Oct. 24 (Bloomberg) -- Montenegro may turn to international financial institutions for money in 2012 and steer away from commercial borrowing because of market vulnerability in Europe, Finance Minister Milorad Katnic said.
The Adriatic Sea nation may rely on groups such as the World Bank, the European Investment Bank, the European Bank for Reconstruction and Development and the International Monetary Fund if Europe’s debt crisis worsens as the nation of 650,000 people seeks to maintain the “stability and credibility” of its economic policy, Katnic said in an e-mailed statement today.
The smallest of the six former Yugoslav republics will need to borrow between 150 million euros ($207.6 million) and 200 million euros next year to finance its budget needs and the government hoped to sell a new Eurobond in 2012 if market conditions were right, Katnic told Bloomberg News in a Sept. 27 interview.

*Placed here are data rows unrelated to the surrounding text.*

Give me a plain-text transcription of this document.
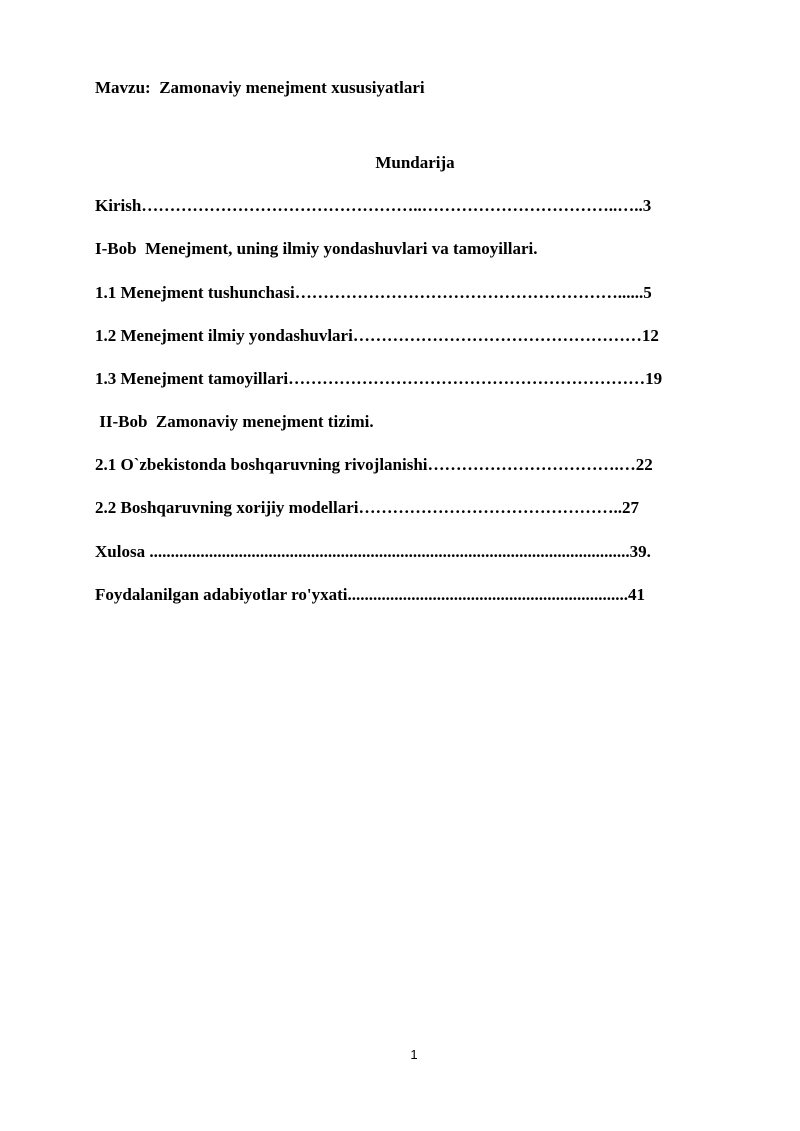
Mavzu:  Zamonaviy menejment xususiyatlari
Mundarija
Kirish…………………………………………..……………………………..…..3
I-Bob  Menejment, uning ilmiy yondashuvlari va tamoyillari.
1.1 Menejment tushunchasi…………………………………………………......5
1.2 Menejment ilmiy yondashuvlari……………………………………………12
1.3 Menejment tamoyillari………………………………………………………19
II-Bob  Zamonaviy menejment tizimi.
2.1 O`zbekistonda boshqaruvning rivojlanishi…………………………….…22
2.2 Boshqaruvning xorijiy modellari………………………………………..27
Xulosa .................................................................................................................39.
Foydalanilgan adabiyotlar ro'yxati..................................................................41
1
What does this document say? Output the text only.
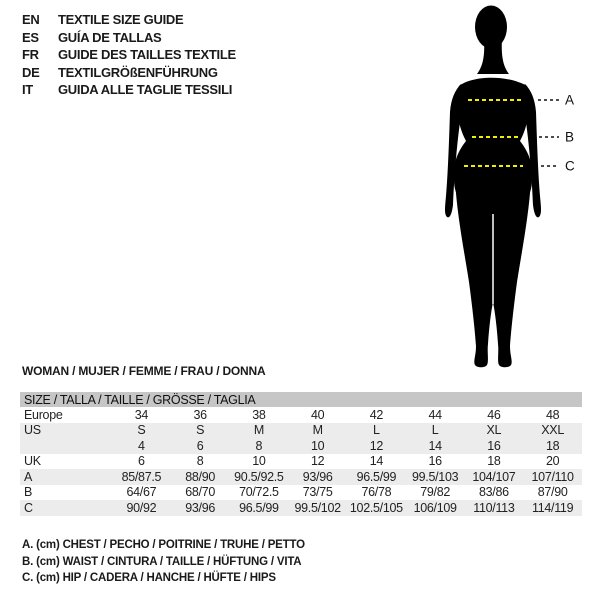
EN	TEXTILE SIZE GUIDE
ES	GUÍA DE TALLAS
FR	GUIDE DES TAILLES TEXTILE
DE	TEXTILGRÖßENFÜHRUNG
IT	GUIDA ALLE TAGLIE TESSILI
A
B
C
WOMAN / MUJER / FEMME / FRAU / DONNA
SIZE / TALLA / TAILLE / GRÖSSE / TAGLIA								
Europe	34	36	38	40	42	44	46	48
US	S	S	M	M	L	L	XL	XXL
	4	6	8	10	12	14	16	18
UK	6	8	10	12	14	16	18	20
A	85/87.5	88/90	90.5/92.5	93/96	96.5/99	99.5/103	104/107	107/110
B	64/67	68/70	70/72.5	73/75	76/78	79/82	83/86	87/90
C	90/92	93/96	96.5/99	99.5/102	102.5/105	106/109	110/113	114/119
A. (cm) CHEST / PECHO / POITRINE / TRUHE / PETTO
B. (cm) WAIST / CINTURA / TAILLE / HÜFTUNG / VITA
C. (cm) HIP / CADERA / HANCHE / HÜFTE / HIPS
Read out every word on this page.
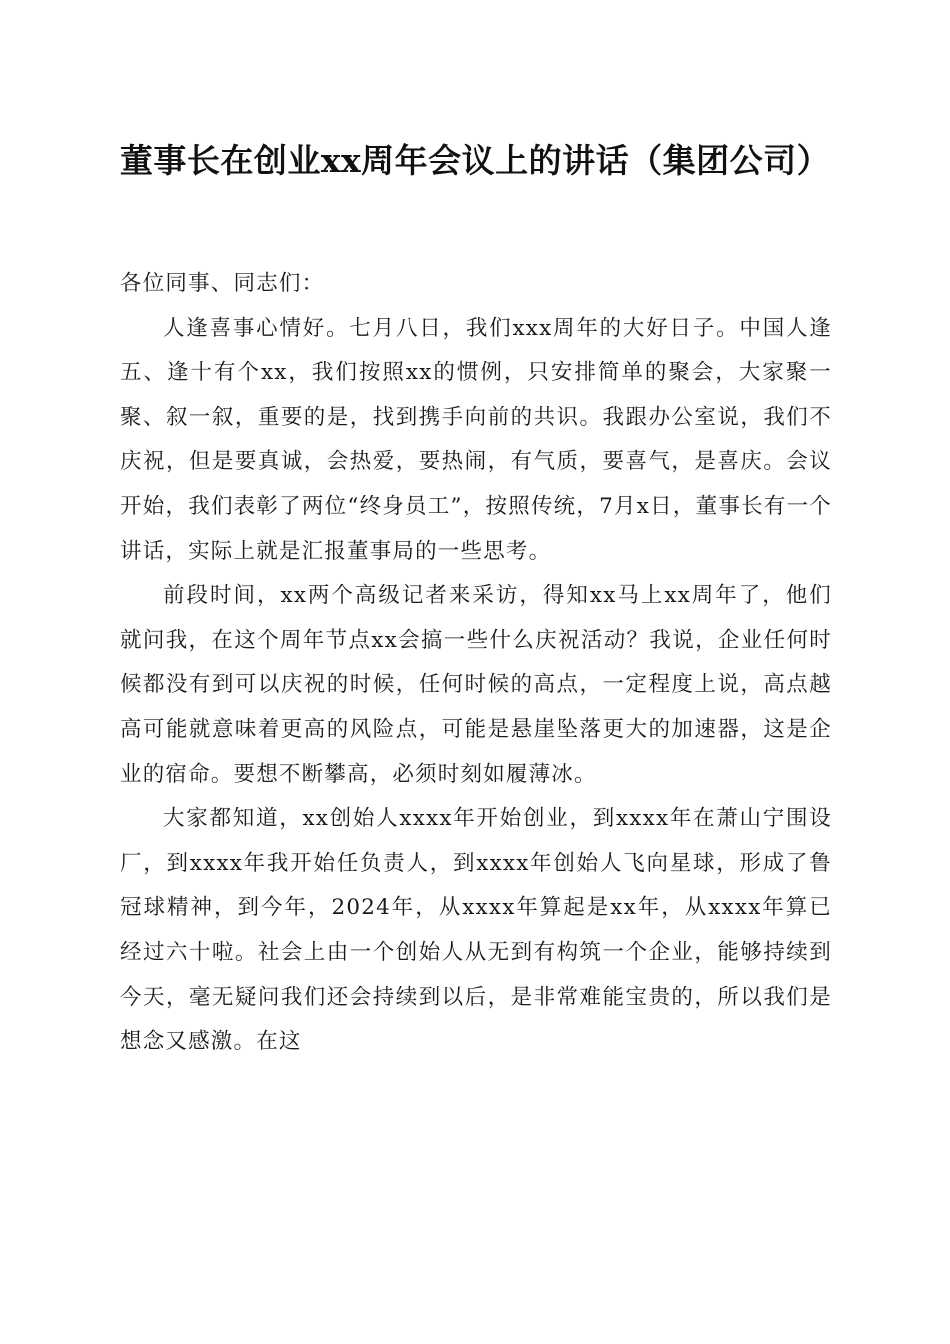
董事长在创业xx周年会议上的讲话（集团公司）

各位同事、同志们：

人逢喜事心情好。七月八日，我们xxx周年的大好日子。中国人逢五、逢十有个xx，我们按照xx的惯例，只安排简单的聚会，大家聚一聚、叙一叙，重要的是，找到携手向前的共识。我跟办公室说，我们不庆祝，但是要真诚，会热爱，要热闹，有气质，要喜气，是喜庆。会议开始，我们表彰了两位“终身员工”，按照传统，7月x日，董事长有一个讲话，实际上就是汇报董事局的一些思考。

前段时间，xx两个高级记者来采访，得知xx马上xx周年了，他们就问我，在这个周年节点xx会搞一些什么庆祝活动？我说，企业任何时候都没有到可以庆祝的时候，任何时候的高点，一定程度上说，高点越高可能就意味着更高的风险点，可能是悬崖坠落更大的加速器，这是企业的宿命。要想不断攀高，必须时刻如履薄冰。

大家都知道，xx创始人xxxx年开始创业，到xxxx年在萧山宁围设厂，到xxxx年我开始任负责人，到xxxx年创始人飞向星球，形成了鲁冠球精神，到今年，2024年，从xxxx年算起是xx年，从xxxx年算已经过六十啦。社会上由一个创始人从无到有构筑一个企业，能够持续到今天，毫无疑问我们还会持续到以后，是非常难能宝贵的，所以我们是想念又感激。在这
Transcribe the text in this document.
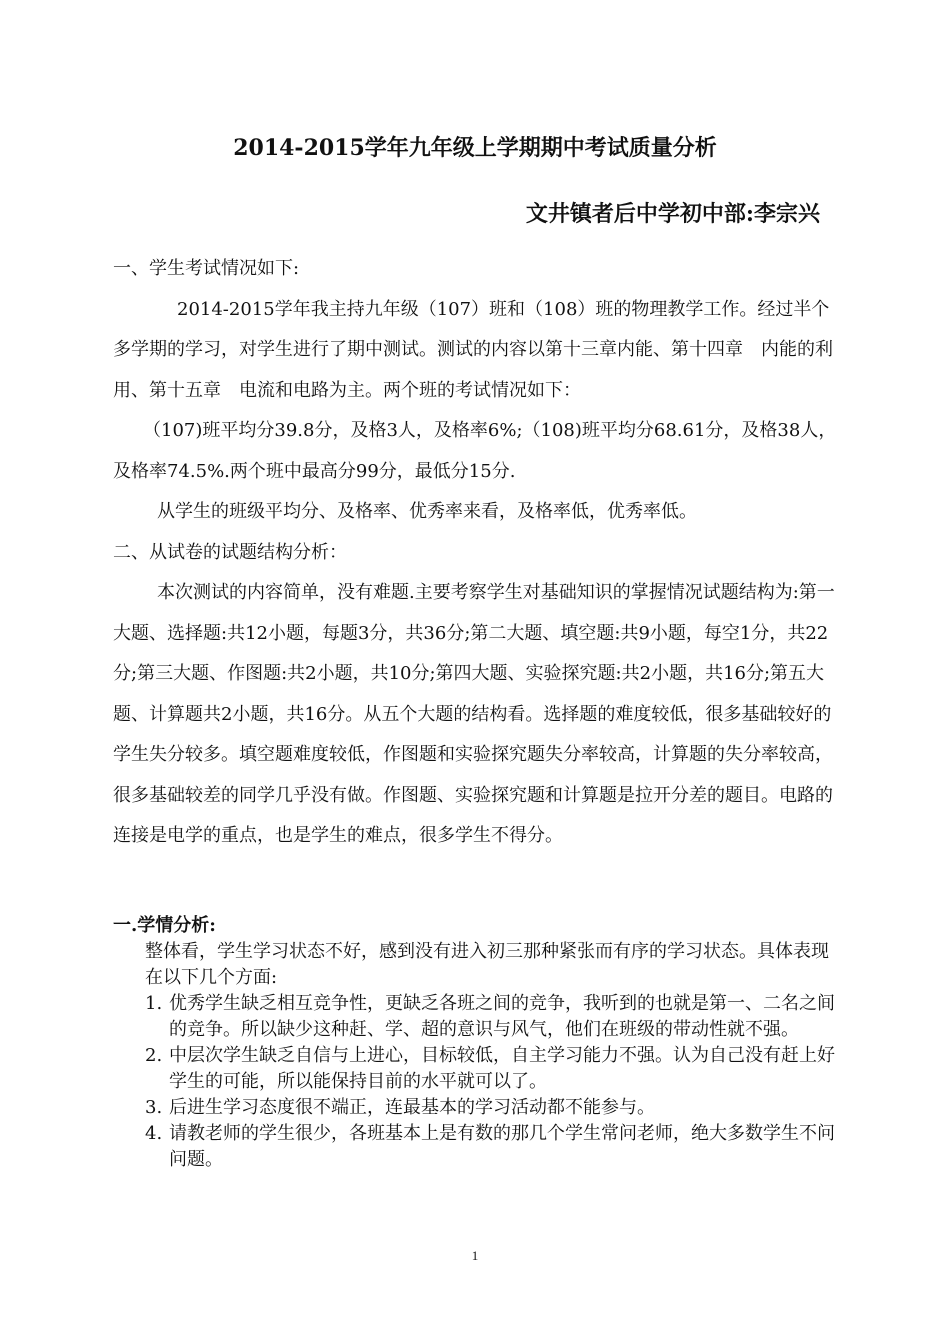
2014-2015学年九年级上学期期中考试质量分析
文井镇者后中学初中部:李宗兴

一、学生考试情况如下:

2014-2015学年我主持九年级（107）班和（108）班的物理教学工作。经过半个多学期的学习，对学生进行了期中测试。测试的内容以第十三章内能、第十四章　内能的利用、第十五章　电流和电路为主。两个班的考试情况如下：

（107)班平均分39.8分，及格3人，及格率6%;（108)班平均分68.61分，及格38人， 及格率74.5%.两个班中最高分99分，最低分15分.

从学生的班级平均分、及格率、优秀率来看，及格率低，优秀率低。

二、从试卷的试题结构分析：

本次测试的内容简单，没有难题.主要考察学生对基础知识的掌握情况试题结构为:第一大题、选择题:共12小题，每题3分，共36分;第二大题、填空题:共9小题，每空1分，共22分;第三大题、作图题:共2小题，共10分;第四大题、实验探究题:共2小题，共16分;第五大题、计算题共2小题，共16分。从五个大题的结构看。选择题的难度较低，很多基础较好的学生失分较多。填空题难度较低，作图题和实验探究题失分率较高，计算题的失分率较高，很多基础较差的同学几乎没有做。作图题、实验探究题和计算题是拉开分差的题目。电路的连接是电学的重点，也是学生的难点，很多学生不得分。

一.学情分析:

整体看，学生学习状态不好，感到没有进入初三那种紧张而有序的学习状态。具体表现在以下几个方面:

1. 优秀学生缺乏相互竞争性，更缺乏各班之间的竞争，我听到的也就是第一、二名之间的竞争。所以缺少这种赶、学、超的意识与风气，他们在班级的带动性就不强。
2. 中层次学生缺乏自信与上进心，目标较低，自主学习能力不强。认为自己没有赶上好学生的可能，所以能保持目前的水平就可以了。
3. 后进生学习态度很不端正，连最基本的学习活动都不能参与。
4. 请教老师的学生很少，各班基本上是有数的那几个学生常问老师，绝大多数学生不问问题。
1
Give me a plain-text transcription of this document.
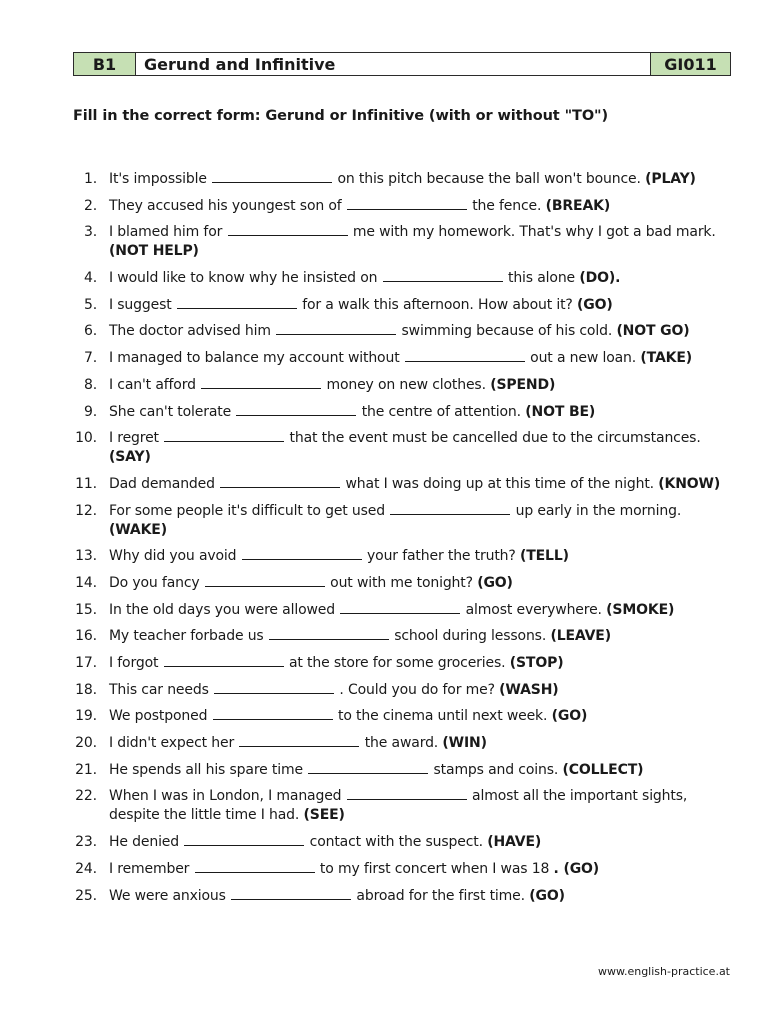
B1	Gerund and Infinitive	GI011
Fill in the correct form: Gerund or Infinitive (with or without "TO")
1. It's impossible	on this pitch because the ball won't bounce. (PLAY)
2. They accused his youngest son of	the fence. (BREAK)
3. I blamed him for	me with my homework. That's why I got a bad mark. (NOT HELP)
4. I would like to know why he insisted on	this alone (DO).
5. I suggest	for a walk this afternoon. How about it? (GO)
6. The doctor advised him	swimming because of his cold. (NOT GO)
7. I managed to balance my account without	out a new loan. (TAKE)
8. I can't afford	money on new clothes. (SPEND)
9. She can't tolerate	the centre of attention. (NOT BE)
10. I regret	that the event must be cancelled due to the circumstances. (SAY)
11. Dad demanded	what I was doing up at this time of the night. (KNOW)
12. For some people it's difficult to get used	up early in the morning. (WAKE)
13. Why did you avoid	your father the truth? (TELL)
14. Do you fancy	out with me tonight? (GO)
15. In the old days you were allowed	almost everywhere. (SMOKE)
16. My teacher forbade us	school during lessons. (LEAVE)
17. I forgot	at the store for some groceries. (STOP)
18. This car needs	. Could you do for me? (WASH)
19. We postponed	to the cinema until next week. (GO)
20. I didn't expect her	the award. (WIN)
21. He spends all his spare time	stamps and coins. (COLLECT)
22. When I was in London, I managed	almost all the important sights, despite the little time I had. (SEE)
23. He denied	contact with the suspect. (HAVE)
24. I remember	to my first concert when I was 18 . (GO)
25. We were anxious	abroad for the first time. (GO)
www.english-practice.at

The ongoing debt crisis in Europe may mean that the “international market next year may shut down for financing,” he said in today’s statement. International financial institutions may be there to provide “financial, technical and analytical” support to the tiny Balkan state which wants to avoid “nervous” foreign markets and rising borrowing costs amid Europe’s debt crisis, he said.
The organizations, which provide longer-term and cheaper financing, are also ready to “support the banking sector, through capital increases and credit support to commercial lenders,” which is “especially important if the banks are faced with reduced support from their owners,” Katnic said, without naming any bank.
Montenegro sees its economy growing at least 2.5 percent this year while it tries to cut the budget deficit to 2 percent of gross domestic product in 2012 from an estimated 3 percent this year.
“Any bigger budget deficit could mean more and costlier borrowing” and even a loss of credibility and the “main challenge in 2012 will be to reduce the gap,” he said in the statement today.